Research conducted by a team at New York University has revealed groundbreaking insights into prehistoric ecosystems by analyzing thousands of preserved metabolic molecules in fossilized bones. These findings, published in the journal Nature, offer a new understanding of ancient animals’ diets, health, and the climates they inhabited, which were significantly warmer and wetter than today.
For the first time, scientists successfully examined metabolites in bones dating back 1.3 to 3 million years. This innovative approach allows researchers to reconstruct not only the biology of these ancient creatures but also the environmental conditions they experienced. By focusing on metabolic signals that relate to health and nutrition, the team gained insights into climatic factors, including temperature, soil quality, and rainfall.

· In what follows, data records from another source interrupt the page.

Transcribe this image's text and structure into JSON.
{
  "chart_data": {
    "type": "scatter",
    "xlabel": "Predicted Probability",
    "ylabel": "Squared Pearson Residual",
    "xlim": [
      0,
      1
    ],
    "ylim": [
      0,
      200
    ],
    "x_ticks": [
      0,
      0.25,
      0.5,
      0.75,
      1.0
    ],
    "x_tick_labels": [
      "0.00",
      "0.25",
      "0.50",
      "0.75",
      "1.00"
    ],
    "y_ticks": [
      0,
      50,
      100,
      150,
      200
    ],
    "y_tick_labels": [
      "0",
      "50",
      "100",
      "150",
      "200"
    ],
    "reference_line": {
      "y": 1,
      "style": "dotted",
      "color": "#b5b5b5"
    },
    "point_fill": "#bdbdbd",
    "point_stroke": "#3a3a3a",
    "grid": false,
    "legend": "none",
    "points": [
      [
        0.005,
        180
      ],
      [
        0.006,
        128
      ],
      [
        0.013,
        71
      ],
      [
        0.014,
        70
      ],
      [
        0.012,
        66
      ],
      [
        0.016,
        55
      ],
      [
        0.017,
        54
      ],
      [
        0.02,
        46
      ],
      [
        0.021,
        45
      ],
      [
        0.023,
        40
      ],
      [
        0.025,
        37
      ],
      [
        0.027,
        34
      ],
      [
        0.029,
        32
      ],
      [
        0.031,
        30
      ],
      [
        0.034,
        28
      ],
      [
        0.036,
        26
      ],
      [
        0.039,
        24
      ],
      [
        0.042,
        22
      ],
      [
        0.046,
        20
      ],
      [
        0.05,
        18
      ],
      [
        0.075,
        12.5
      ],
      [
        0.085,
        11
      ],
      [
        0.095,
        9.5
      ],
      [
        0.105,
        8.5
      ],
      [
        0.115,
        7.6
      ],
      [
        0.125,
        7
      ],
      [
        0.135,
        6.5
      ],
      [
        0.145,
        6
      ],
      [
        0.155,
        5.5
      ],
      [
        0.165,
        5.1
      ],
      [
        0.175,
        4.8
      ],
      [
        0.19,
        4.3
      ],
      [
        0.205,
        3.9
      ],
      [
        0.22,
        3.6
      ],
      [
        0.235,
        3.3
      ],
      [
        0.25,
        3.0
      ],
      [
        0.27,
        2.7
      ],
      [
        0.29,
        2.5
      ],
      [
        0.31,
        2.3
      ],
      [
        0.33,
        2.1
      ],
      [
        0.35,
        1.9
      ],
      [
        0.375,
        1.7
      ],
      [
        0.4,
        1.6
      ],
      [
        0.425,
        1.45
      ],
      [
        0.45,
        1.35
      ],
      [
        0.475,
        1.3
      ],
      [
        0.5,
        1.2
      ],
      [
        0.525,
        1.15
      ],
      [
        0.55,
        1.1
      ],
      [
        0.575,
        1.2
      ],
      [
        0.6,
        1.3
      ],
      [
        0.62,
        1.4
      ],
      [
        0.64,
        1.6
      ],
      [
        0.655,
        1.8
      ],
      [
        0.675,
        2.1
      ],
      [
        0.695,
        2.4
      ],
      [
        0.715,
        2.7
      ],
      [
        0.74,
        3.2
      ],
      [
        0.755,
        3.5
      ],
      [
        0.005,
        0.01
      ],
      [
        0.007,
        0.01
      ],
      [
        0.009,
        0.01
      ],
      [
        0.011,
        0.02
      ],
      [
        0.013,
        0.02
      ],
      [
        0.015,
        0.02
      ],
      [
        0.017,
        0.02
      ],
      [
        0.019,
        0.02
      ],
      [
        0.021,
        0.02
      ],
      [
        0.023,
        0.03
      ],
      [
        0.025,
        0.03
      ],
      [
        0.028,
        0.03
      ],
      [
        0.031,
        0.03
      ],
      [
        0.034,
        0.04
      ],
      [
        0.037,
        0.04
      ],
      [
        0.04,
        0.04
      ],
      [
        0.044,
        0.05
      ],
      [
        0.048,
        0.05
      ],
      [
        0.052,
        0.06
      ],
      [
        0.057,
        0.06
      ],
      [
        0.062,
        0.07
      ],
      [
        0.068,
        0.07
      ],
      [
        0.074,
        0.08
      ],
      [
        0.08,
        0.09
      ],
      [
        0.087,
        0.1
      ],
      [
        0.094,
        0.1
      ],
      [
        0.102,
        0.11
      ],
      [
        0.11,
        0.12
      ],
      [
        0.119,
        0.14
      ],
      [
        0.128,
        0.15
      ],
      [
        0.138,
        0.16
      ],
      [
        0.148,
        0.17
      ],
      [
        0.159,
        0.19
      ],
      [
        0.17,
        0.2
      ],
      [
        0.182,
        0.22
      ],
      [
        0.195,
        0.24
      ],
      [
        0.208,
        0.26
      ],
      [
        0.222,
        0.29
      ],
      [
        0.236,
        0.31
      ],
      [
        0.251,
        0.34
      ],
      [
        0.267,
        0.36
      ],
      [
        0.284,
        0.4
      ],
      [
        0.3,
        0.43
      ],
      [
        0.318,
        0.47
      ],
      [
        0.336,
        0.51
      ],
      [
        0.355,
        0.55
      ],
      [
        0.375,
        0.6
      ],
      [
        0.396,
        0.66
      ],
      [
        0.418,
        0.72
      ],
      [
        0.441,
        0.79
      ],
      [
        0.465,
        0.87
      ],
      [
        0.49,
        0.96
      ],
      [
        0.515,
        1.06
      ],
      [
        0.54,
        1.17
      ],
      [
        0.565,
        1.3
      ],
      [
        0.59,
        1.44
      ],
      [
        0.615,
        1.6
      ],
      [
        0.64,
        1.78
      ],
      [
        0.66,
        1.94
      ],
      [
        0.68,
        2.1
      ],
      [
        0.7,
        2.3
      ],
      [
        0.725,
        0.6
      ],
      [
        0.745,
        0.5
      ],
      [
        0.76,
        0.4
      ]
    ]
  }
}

Timothy Bromage, a professor of molecular pathobiology at NYU and leader of the research team, expressed his enthusiasm for applying metabolomics to fossils. He stated, “It turns out that bone, including fossilized bone, is filled with metabolites.” This discovery stems from previous research indicating that collagen, a vital protein in bones, can survive in ancient specimens. Bromage hypothesized that metabolites, which circulate in the blood, could also be trapped within bone structures.
The research team employed mass spectrometry, a technique that identifies molecules by converting them into charged particles, to identify nearly 2,200 metabolites in modern mouse bones. This method was then applied to fossilized bones excavated from regions in Tanzania, Malawi, and South Africa, which are notable for early human activity. The fossils studied included a variety of species, from rodents to larger mammals like an antelope and an elephant.
Many of the metabolites discovered mirror those found in contemporary species, providing a glimpse into the biology of these ancient animals. For instance, some metabolites indicated the presence of estrogen-related genes, suggesting that certain fossilized animals were female. In one significant case, a ground squirrel bone from Olduvai Gorge, dated to approximately 1.8 million years ago, showed signs of infection by the parasite responsible for sleeping sickness in humans, Trypanosoma brucei. Bromage noted, “We discovered in the bone of the squirrel a metabolite unique to the biology of that parasite.”
The research also shed light on the diets of these ancient animals. Although databases for plant metabolites are less comprehensive than those for animals, the team identified compounds linked to local flora, including aloe and asparagus. Bromage explained, “What that means is that, in the case of the squirrel, it nibbled on aloe and took those metabolites into its own bloodstream.” This information allows for a better understanding of the environmental conditions in which these animals lived, including temperature and rainfall patterns.
The reconstructed habitats align with previous geological and ecological studies. For example, the Olduvai Gorge Bed has been described as a freshwater woodland and grassland environment, while other areas indicate drier woodlands and marshy conditions. Across all studied locations, the fossil evidence consistently points to climates that were wetter and warmer than those observed today.
The research team, which included scientists from various institutions across France, Germany, Canada, and the United States, received support from The Leakey Foundation and additional funding for scanning electron microscopy from the National Institutes of Health.
Bromage concluded that utilizing metabolic analyses to study fossils could revolutionize our understanding of ancient environments, enabling researchers to reconstruct prehistoric ecosystems with unprecedented detail. This innovative approach marks a significant step forward in paleobiological research, opening new avenues for exploring the complex interplay between ancient organisms and their habitats.